The issue “wasn’t controversial at all at Jewish Family and Children’s Services, and we don’t expect it to be here,” she said.

The appointment comes as gay and lesbian Jews are enjoying unprecedented acceptance in the mainstream Jewish community.

The Reform and Reconstructionist movements both ordain openly gay rabbis and support rabbis who officiate at same-sex unions, and a growing number of Jewish institutions are welcoming the participation of gay and lesbian people.

Federations remain the central Jewish philanthropies in local communities, although their fund-raising influence has waned in recent years with competition from secular causes and more specialized Jewish organizations.

As umbrella institutions that aim to serve — and raise funds from — Jews of diverse religious beliefs, federations are often in a tricky position when it comes to including gays and lesbians or embracing any view that might be deemed controversial.

“For the position he occupies it’s no problem as far as I’m concerned,” said Rabbi Joshua Toledano, spiritual leader of Mekor Baruch, an Orthodox congregation in suburban Philadelphia.

“I can’t condone his behavior because it goes contrary to Jewish law, but it’s no different from someone not observing Shabbat,” said Toledano.

“If I were to say” that only Sabbath-observant people are acceptable, “I’d be writing off 90 percent of the community.”

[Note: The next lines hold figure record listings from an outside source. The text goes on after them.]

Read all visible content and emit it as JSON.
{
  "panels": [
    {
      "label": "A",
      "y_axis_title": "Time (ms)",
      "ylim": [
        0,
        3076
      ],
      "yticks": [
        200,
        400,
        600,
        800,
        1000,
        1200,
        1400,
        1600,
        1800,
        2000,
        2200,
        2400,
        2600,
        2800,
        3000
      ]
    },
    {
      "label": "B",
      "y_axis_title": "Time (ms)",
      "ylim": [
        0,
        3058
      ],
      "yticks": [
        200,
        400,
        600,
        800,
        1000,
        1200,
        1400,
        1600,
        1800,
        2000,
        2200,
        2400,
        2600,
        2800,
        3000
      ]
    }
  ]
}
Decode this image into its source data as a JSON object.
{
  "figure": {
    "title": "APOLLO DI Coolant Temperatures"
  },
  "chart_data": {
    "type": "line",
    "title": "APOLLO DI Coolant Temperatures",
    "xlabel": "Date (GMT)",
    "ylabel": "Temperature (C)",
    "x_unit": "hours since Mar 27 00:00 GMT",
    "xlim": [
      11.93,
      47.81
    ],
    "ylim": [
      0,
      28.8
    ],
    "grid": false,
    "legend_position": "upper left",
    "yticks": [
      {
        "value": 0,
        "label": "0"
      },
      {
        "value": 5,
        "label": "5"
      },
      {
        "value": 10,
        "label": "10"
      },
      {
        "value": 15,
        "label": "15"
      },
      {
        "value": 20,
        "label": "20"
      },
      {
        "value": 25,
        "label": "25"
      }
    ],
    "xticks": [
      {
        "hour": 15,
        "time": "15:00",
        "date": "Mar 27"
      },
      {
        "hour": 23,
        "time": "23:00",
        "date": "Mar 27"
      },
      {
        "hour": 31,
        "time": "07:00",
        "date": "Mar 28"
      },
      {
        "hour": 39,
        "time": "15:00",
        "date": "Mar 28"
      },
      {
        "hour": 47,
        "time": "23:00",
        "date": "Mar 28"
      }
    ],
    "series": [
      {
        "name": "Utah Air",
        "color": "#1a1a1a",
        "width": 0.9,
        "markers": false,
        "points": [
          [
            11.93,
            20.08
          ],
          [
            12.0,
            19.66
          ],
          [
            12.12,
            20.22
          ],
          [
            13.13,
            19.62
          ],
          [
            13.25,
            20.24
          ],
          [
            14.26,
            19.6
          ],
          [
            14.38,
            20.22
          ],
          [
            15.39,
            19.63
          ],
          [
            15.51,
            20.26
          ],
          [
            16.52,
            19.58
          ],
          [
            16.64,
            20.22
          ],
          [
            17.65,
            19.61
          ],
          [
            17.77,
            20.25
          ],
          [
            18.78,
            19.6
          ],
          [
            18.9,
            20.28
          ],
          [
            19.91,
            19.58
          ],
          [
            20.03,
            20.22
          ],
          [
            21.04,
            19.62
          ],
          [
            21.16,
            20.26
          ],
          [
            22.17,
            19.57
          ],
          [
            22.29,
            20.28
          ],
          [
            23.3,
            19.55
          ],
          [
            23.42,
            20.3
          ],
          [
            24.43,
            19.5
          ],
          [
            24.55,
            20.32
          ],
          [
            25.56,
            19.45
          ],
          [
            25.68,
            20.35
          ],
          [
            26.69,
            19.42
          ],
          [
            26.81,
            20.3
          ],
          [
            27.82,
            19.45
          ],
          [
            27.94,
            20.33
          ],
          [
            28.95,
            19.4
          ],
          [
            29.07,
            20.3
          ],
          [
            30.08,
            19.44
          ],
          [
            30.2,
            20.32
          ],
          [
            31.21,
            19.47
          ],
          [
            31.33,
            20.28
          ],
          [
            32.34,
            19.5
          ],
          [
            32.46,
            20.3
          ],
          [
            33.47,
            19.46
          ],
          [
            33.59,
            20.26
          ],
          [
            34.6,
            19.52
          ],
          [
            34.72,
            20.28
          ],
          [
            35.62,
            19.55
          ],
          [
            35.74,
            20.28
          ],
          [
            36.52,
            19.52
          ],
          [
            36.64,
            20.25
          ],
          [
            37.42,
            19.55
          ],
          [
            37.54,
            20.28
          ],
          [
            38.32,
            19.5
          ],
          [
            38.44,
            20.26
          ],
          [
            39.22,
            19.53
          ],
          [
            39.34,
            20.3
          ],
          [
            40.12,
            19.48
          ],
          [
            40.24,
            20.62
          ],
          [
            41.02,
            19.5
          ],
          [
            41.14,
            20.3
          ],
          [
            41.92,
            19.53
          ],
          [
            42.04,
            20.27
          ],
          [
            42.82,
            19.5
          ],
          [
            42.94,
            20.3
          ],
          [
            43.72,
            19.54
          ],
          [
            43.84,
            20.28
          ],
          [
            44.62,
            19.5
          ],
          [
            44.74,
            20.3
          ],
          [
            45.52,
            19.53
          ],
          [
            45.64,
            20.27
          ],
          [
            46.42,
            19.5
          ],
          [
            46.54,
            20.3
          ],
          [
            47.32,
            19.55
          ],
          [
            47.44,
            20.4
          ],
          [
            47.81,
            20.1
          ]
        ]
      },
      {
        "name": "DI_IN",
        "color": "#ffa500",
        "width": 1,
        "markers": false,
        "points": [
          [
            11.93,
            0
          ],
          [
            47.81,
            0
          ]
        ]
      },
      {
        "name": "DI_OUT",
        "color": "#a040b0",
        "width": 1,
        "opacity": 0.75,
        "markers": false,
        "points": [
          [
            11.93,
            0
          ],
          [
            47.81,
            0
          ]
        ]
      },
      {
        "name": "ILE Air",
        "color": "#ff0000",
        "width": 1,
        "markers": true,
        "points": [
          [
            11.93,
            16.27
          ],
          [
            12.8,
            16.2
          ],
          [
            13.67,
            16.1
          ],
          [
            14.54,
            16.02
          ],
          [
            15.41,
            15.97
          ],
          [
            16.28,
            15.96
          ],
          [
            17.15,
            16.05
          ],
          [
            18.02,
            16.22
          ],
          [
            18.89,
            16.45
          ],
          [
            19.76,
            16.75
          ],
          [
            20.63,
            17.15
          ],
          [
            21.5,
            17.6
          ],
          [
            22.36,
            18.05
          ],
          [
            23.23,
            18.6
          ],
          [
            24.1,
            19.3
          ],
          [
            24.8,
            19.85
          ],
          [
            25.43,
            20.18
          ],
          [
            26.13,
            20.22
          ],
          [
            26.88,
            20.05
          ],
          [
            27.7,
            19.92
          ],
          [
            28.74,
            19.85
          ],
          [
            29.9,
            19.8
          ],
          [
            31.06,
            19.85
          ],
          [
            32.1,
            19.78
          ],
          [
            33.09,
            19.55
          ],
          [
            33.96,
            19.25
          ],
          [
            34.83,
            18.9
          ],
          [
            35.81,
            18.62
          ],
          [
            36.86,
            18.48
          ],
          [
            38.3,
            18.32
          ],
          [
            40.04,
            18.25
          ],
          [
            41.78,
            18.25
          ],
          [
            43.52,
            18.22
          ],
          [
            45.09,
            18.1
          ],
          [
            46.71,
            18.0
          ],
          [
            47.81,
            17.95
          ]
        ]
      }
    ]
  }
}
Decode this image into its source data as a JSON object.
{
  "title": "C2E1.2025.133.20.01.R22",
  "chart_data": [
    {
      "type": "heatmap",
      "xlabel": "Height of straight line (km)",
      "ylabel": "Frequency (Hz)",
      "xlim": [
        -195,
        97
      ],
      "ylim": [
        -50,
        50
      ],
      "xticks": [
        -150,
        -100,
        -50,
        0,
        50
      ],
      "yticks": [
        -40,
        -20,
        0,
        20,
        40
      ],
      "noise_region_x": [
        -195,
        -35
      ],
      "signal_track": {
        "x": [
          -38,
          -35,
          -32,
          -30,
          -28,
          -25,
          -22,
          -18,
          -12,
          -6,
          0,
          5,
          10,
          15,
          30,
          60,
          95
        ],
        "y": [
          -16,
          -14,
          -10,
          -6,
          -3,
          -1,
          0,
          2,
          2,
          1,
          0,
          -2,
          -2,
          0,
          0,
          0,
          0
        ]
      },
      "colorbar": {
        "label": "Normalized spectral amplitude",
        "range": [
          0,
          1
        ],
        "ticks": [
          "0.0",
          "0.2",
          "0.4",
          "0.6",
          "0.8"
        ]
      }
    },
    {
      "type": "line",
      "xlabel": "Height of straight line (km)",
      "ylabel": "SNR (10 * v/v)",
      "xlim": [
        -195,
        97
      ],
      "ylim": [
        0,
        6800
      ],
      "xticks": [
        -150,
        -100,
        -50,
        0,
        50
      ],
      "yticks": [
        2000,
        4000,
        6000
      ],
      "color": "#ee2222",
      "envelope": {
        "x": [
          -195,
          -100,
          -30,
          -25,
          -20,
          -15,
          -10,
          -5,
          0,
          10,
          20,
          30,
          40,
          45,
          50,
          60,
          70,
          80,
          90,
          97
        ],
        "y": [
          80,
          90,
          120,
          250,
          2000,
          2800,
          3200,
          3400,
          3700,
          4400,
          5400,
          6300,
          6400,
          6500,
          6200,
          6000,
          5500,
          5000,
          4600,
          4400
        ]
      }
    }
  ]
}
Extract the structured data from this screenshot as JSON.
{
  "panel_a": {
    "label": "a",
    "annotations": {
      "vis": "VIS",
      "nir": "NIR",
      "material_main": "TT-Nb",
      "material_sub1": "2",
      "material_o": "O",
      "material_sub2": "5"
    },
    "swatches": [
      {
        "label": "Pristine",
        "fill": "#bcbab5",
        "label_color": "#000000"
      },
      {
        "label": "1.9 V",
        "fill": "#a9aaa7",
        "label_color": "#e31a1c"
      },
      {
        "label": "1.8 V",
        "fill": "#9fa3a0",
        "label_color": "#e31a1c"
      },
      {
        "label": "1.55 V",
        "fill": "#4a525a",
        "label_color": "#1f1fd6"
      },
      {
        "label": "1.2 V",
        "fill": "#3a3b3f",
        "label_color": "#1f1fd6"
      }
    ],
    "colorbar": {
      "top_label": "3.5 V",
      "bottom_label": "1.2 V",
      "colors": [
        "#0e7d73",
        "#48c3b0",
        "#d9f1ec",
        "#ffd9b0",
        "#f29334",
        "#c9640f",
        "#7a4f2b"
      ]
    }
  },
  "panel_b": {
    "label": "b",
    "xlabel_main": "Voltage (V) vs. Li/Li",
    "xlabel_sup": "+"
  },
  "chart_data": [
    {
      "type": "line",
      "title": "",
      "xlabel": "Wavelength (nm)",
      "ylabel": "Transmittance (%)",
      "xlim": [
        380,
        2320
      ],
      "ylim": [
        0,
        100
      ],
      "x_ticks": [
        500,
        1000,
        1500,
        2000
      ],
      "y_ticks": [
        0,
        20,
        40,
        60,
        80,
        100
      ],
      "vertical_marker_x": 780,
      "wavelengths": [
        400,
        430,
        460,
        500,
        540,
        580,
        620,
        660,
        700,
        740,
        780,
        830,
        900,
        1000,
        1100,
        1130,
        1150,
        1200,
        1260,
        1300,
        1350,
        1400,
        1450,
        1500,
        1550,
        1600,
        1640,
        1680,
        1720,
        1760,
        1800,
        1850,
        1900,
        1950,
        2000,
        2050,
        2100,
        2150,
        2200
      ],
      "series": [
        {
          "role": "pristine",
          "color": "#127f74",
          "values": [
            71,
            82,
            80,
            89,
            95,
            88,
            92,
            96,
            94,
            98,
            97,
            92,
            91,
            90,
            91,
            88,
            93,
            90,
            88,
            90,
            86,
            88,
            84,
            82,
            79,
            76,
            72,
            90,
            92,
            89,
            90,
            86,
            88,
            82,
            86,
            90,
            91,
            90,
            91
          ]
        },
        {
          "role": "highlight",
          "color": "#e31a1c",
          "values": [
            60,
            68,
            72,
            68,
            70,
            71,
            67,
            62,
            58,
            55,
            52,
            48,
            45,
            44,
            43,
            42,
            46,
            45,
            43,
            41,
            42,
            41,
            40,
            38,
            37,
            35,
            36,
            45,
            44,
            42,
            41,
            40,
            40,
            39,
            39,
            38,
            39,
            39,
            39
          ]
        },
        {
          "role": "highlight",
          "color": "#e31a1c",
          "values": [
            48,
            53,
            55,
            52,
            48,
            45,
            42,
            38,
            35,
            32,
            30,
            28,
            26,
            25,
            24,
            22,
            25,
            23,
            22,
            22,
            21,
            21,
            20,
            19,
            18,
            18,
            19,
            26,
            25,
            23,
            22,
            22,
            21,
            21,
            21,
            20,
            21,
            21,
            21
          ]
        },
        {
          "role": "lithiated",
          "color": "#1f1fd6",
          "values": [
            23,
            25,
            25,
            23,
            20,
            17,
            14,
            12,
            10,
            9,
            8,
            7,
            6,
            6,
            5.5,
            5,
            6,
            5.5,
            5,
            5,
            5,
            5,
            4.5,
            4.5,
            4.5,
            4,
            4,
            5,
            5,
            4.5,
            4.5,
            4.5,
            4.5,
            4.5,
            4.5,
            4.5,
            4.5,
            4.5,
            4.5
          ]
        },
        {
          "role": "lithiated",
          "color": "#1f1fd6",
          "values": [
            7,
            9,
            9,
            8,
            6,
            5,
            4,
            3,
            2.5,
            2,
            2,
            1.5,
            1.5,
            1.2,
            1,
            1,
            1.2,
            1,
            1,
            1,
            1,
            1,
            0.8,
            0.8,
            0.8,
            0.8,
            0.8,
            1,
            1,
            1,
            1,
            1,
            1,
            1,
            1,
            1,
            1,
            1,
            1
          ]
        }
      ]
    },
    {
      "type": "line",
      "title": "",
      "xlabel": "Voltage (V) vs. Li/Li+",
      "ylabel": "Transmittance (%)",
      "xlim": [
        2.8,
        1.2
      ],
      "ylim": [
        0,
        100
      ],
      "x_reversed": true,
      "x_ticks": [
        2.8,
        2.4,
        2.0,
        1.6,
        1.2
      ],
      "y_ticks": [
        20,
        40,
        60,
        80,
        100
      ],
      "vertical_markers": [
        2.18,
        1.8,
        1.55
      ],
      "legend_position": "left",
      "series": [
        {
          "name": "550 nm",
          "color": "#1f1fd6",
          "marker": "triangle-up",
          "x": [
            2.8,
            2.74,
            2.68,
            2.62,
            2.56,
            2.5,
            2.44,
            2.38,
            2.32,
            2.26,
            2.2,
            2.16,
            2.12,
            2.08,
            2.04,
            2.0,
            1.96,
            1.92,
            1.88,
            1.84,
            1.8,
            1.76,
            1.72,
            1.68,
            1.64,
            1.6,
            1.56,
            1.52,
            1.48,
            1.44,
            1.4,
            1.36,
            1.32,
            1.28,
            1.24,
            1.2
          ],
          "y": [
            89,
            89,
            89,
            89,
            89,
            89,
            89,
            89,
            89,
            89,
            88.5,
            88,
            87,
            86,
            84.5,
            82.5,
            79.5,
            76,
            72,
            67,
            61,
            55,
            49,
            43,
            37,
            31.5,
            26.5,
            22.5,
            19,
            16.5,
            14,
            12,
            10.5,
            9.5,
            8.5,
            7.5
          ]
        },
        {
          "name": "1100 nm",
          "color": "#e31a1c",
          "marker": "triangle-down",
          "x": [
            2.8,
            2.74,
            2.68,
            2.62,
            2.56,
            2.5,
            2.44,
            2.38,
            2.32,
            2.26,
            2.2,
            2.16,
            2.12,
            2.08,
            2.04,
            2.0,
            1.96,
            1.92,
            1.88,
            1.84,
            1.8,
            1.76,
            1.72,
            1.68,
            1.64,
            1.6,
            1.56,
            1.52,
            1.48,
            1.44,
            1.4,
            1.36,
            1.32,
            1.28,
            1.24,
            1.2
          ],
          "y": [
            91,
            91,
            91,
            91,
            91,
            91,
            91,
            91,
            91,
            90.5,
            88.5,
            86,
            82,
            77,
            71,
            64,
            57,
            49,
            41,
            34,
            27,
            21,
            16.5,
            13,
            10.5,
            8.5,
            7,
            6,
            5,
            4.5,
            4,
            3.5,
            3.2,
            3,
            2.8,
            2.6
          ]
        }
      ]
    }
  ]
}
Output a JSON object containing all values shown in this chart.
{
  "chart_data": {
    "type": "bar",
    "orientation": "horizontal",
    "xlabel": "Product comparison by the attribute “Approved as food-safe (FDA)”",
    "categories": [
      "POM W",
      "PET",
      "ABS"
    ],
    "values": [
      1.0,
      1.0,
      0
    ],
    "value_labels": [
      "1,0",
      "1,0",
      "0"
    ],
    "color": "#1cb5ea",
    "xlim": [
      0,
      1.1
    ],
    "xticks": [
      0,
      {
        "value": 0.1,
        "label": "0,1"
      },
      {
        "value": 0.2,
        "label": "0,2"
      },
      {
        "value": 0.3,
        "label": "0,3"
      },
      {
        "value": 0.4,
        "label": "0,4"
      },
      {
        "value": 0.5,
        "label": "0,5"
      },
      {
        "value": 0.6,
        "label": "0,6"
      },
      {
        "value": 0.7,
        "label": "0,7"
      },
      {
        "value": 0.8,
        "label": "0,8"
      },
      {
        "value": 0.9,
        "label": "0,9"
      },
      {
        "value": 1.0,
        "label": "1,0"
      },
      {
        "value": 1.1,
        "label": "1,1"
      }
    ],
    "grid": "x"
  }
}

Some 5 percent of Philadelphia Jewish households identify as Orthodox, according to the city’s federation. The 1990 National Jewish Population Survey found that about 7 percent in the United States as a whole are Orthodox.

Although the federations’ national umbrella group, the United Jewish Communities, offers domestic partner benefits to gay and lesbian employees, Philadelphia’s federation and many others do not.

Gay activists have criticized federations for not offering such benefits and have complained that many Jewish newspapers, like the Exponent, do not print wedding announcements for gay couples or personal advertisements by gays and lesbians seeking partners.

The World Congress of Gay, Lesbian, Bisexual and Transgendered Jews — which recently marked its 20th anniversary — launched a survey in 1998 measuring federations’ attitudes toward gays and lesbians, but the study was never completed due to lack of funding.

Nonetheless, said Scott Gansl, president of that organization and a member of Philadelphia’s gay and lesbian synagogue, the preliminary findings were generally “very positive,” but that federations in the central and southern parts of the country tended to be less inclusive than those on the coasts.

Joel Daner, the UJC professional who helps place executives with federations throughout North America, said a candidate’s sexual preference has “never been an issue.”

“It’s not something you ask people,” said Daner, the group’s vice president for professional resource development.

Jeff Scheckner, a research consultant at the UJC and a longtime employee in the federation world who says that his being openly gay has never posed any problems for him, said he was pleased to learn of Goldman’s appointment.

Federations are “generally a good environment for people to be themselves, but it depends on the community,” said Scheckner.

Goldman is by no means the first gay executive of a mainstream Jewish organization, said Scheckner, but “some might be in the closet, and others might not want to be mentioned in a newspaper article.”

Goldman, said Gansl, is not highly visible in Philadelphia’s gay Jewish community. But he said that during his tenure at the family services agency, Goldman initiated a number of programs serving gays and lesbians and has partnered with local AIDS organizations.

For Rabbi Sue Levi Elwell, the Philadelphia regional director of the Reform movement’s Union of American Hebrew Congregations and herself a lesbian, the development is momentous.

Just as Sen. Joseph Lieberman’s selection as Al Gore’s running mate signaled that “now every Jewish kid in America can imagine himself becoming a vice-presidential candidate,” she said, Goldman’s appointment shows there is “yet one more place in the Jewish community that is open to all Jews.

“It’s exciting to see such an appointment in a mainstream, all-American city like Philadelphia,” Elwell said, adding that she hopes Goldman will “be able to bring people together who have been unable to come together in the past.”